Il s’agit du montage audiovisuel réalisé en 1971 et utilisé en premier lieu pour la campagne des municipales. C’est une réussite militante, esthétique, politique. Il s’agit d’une projection en « fondu-enchaîné par deux appareils» de nombreuses diapositives, projection rythmée par l’audition simultanée de chansons, d’interviews d’habitants et de reportages des journalistes de Europe 1 faits sur le vif en mai 68. Ce montage a été fort apprécié lors de ses projections qui ont continué après la campagne.

Claude Daugé avait fait un stage sur l’audiovisuel à l’ENS de Saint-Cloud. Il propose à la section du vingtième de réaliser un tel montage et constate avec joie que l’idée séduit quelques camarades. Et c’est parti ! De longues et nombreuses réunions de travail se tiennent chez moi avec Claude, Jean Biscarros, Laurent Zundel et peut-être quelques autres épisodiquement. Nous décidons de réaliser des interviews d’habitant/es dans les rues et parfois chez eux. Jean me rappelle combien il fut surpris de voir autant de passants accepter volontiers de répondre ; il est vrai que nous n’avions pas de caméras. Surpris également de constater combien leurs réponses étaient souvent claires, directes, percutantes sur des problèmes politiques importants comme la « déportation » en banlieue des plus défavorisés. C’est sans doute ce thème développé dans nos listes « Paris aux travailleurs » qui a fait le succès de celle-ci avec plus de 9% et a stupéfait le PCF. Les interviewés ne parlaient de leurs soucis personnels, quotidiens que pour les lier à une vision collective. Belle démonstration de lucidité et de sens du bien commun !

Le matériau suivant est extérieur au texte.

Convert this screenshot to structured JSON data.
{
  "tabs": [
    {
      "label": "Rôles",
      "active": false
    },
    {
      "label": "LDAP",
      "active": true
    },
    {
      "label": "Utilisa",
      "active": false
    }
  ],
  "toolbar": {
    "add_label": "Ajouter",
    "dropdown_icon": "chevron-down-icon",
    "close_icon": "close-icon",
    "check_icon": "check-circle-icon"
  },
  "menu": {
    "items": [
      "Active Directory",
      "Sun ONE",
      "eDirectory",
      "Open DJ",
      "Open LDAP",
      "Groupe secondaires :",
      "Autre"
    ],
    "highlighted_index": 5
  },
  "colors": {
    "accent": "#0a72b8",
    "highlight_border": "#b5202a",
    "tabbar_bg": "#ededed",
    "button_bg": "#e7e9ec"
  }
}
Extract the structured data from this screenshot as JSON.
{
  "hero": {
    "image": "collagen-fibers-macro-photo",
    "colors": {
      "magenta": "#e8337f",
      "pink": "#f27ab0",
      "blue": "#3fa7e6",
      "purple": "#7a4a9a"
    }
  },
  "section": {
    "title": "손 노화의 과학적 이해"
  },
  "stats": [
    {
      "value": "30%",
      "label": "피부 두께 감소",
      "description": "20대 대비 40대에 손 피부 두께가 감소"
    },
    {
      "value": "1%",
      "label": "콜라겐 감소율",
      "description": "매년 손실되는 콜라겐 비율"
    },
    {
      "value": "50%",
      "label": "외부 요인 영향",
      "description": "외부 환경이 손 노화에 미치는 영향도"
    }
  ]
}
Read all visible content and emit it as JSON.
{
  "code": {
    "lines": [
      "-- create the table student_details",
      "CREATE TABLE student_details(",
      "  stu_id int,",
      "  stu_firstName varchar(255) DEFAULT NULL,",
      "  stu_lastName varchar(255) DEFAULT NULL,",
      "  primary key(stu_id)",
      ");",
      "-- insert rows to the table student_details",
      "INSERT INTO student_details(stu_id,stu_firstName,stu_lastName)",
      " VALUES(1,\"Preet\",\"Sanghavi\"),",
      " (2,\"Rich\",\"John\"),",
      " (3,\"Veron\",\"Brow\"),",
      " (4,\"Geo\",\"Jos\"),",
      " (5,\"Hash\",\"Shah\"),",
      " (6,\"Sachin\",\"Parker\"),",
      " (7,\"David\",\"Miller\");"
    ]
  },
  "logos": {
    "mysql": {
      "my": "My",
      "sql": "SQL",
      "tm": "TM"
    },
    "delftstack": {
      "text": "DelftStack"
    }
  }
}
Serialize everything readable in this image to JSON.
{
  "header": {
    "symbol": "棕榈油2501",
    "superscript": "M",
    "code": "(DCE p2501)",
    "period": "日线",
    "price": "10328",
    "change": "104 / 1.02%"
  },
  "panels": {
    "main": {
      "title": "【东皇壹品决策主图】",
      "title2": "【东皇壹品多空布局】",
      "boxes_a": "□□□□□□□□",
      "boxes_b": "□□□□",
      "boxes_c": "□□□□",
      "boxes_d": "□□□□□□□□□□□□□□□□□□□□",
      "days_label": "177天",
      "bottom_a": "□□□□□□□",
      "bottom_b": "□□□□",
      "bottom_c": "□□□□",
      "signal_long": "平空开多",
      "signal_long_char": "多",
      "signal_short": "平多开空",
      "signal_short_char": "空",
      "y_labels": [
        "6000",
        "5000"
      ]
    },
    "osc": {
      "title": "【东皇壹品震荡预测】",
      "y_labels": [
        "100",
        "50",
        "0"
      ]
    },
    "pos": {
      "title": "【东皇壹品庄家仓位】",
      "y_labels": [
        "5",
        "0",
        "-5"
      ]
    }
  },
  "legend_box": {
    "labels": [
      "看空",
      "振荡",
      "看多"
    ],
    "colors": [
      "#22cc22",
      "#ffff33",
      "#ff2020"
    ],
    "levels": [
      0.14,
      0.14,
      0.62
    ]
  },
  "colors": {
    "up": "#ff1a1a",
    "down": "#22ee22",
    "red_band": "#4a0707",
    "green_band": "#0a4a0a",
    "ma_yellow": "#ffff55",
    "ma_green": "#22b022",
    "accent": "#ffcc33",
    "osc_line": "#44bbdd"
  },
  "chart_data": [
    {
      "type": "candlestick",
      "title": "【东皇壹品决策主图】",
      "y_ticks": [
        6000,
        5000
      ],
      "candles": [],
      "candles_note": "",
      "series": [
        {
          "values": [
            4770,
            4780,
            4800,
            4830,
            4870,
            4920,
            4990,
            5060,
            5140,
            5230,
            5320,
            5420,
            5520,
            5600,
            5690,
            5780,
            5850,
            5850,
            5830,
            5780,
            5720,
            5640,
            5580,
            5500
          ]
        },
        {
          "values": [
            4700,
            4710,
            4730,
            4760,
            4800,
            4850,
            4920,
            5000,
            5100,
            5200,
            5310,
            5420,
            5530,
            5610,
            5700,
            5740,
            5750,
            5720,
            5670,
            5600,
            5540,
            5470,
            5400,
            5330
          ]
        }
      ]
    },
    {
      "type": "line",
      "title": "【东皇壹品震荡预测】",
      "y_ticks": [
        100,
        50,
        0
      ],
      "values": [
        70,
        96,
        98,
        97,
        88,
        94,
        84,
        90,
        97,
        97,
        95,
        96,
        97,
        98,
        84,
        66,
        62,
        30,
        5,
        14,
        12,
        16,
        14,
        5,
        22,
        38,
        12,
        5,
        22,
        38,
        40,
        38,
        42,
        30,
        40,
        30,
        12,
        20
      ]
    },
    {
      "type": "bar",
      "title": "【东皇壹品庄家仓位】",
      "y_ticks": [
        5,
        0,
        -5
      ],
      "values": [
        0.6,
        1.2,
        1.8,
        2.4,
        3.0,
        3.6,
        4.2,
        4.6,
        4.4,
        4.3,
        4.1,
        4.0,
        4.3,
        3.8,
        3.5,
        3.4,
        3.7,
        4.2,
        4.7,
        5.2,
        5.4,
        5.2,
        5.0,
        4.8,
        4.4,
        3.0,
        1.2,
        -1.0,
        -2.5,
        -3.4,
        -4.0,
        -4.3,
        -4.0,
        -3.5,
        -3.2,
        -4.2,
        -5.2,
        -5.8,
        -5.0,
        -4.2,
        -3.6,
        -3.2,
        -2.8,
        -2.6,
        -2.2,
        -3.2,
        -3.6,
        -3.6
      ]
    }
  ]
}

Nos interviews étaient loin d’être parfaites car nous n’avions pas un matériel de professionnels et des bruits annexes étaient perturbateurs. Le travail de lecture, de bonification technique, de choix des séquences à sélectionner a été long, un peu fastidieux. Plus joyeux le choix des chansons à enregistrer ! J’avais acheté un gros magnétophone Revox et le couple Schalchli avait décidé d’adhérer à condition que leurs cotisations servent à acheter une table de mixage. Nous n’étions pas des pros. Laurent Zundel et Jean Biscarros ont été les artisans majeurs de la réalisation des mixages ; Nous avions même prévu que le déclenchement des projections de diapositives serait commandé par la bande du magnétophone au moment adéquat. Mais cela n’a pas fonctionné en pratique et j’ai appris avec plaisir le rythme nécessaire à la concordance entre le son et l’image, dans le passage d’un projecteur à l’autre. Les spectateurs étaient admiratifs.

Sur les affiches en sérigraphie qui annonçaient la projection, le montage était baptisé « Des pierres, des hommes, des luttes ». Le montage s’ouvrait avec la chanson « Sous les toits de Paris » et de belles photos de notre arrondissement. Une séquence importante portait sur le logement et les promoteurs avec projection de nos affiches ci- jointes « nous étions ravis d’avoir trouvé pour accompagner cette projection la chanson « Les loups sont entrés dans Paris » chantée par Serge Reggiani. Une partie importante était consacrée aux transports illustrée par nos affiches en sérigraphie de la section PSU 20e et « Le poinçonneur des Lilas » chanté par Serge Gainsbourg

Toute une séquence sur le contrôle ouvrier, une autre sur les foyers de travailleurs immigrés. La suite sur mai 68 était déjà un peu décalée mais les images de manifestations de mai 68, la belle affiche du CRS au brin de muguet et « Il ne s’est rien passé» rappelaient de bons souvenirs à plusieurs.